Helping farmers keep nutrients in the soil and crops and otherwise preventing nutrient losses from farm fields can add value for farmers while helping to protect water quality. The ANPC asked the ASA to conduct the webinar because the 2012 drought creates especially challenging conditions for farmers as they make nutrient management decisions this year and next.
The drought of 2012 has been devastating for many in agriculture. Farmers without crops to sell and livestock and poultry producers having to cull their herds know this first hand. Consumers will soon feel the effects in the grocery store through higher prices for many months to come. But there are many other effects, and one of these is how the abnormally dry conditions have made the already complex job of managing nutrients even more complex and difficult this fall and next year.

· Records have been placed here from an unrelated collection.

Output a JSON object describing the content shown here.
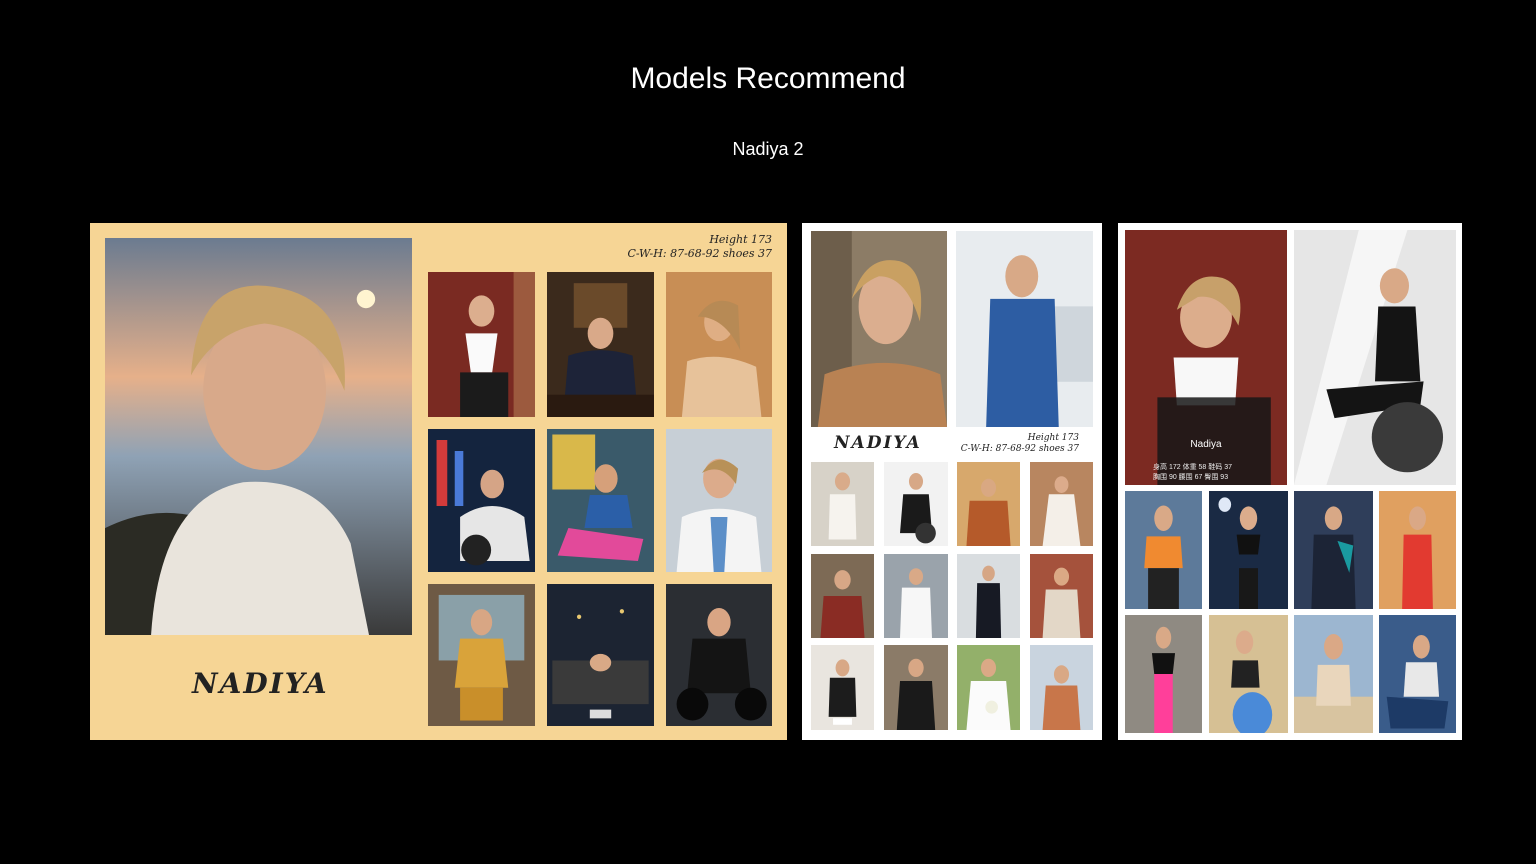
{
  "header": {
    "title": "Models Recommend",
    "subtitle": "Nadiya 2"
  },
  "card1": {
    "name": "NADIYA",
    "height_line": "Height 173",
    "measure_line": "C-W-H: 87-68-92 shoes 37"
  },
  "card2": {
    "name": "NADIYA",
    "height_line": "Height 173",
    "measure_line": "C-W-H: 87-68-92 shoes 37"
  },
  "card3": {
    "name": "Nadiya",
    "stats_line1": "身高 172  体重 58  鞋码 37",
    "stats_line2": "胸围 90  腰围 67  臀围 93"
  },
  "colors": {
    "background": "#000000",
    "card1_bg": "#f6d595",
    "card_white": "#ffffff",
    "text": "#ffffff"
  }
}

“The purpose of this webinar,” said Don Parrish of the American Farm Bureau Federation and Chair of the ANPC, “was to get good science and practical advice into the hands of crop advisors and farmers quickly since many of them are already making fertilization decisions for next year. Depending on the field, crop and local weather there can be a lot of nutrients left over in the crop residue or soil that didn’t get harvested in crops this year,” Parrish added. “We want to help farmers use as many of those nutrients as possible for next year, saving them money and reducing the chance that nutrients will move into our waterways.”
This year’s drought highlights the effect of weather as the core challenge that farmers always face in trying to properly apply agricultural science to fertilizing crops. Farmers and ranchers study and know their land intimately. They know what their crops need. They know how to find and apply the right amount of nutrients, the right place to put them, the right time and in the right form. But every year, whether there is too little rain or too much rain, farmers and ranchers must ensure that enough nutrients are present in the soil to optimize food production. The degree to which the weather cooperates is completely beyond their control, and if it rains at the wrong time, or too much, or not at all, nutrients can be lost and crops suffer.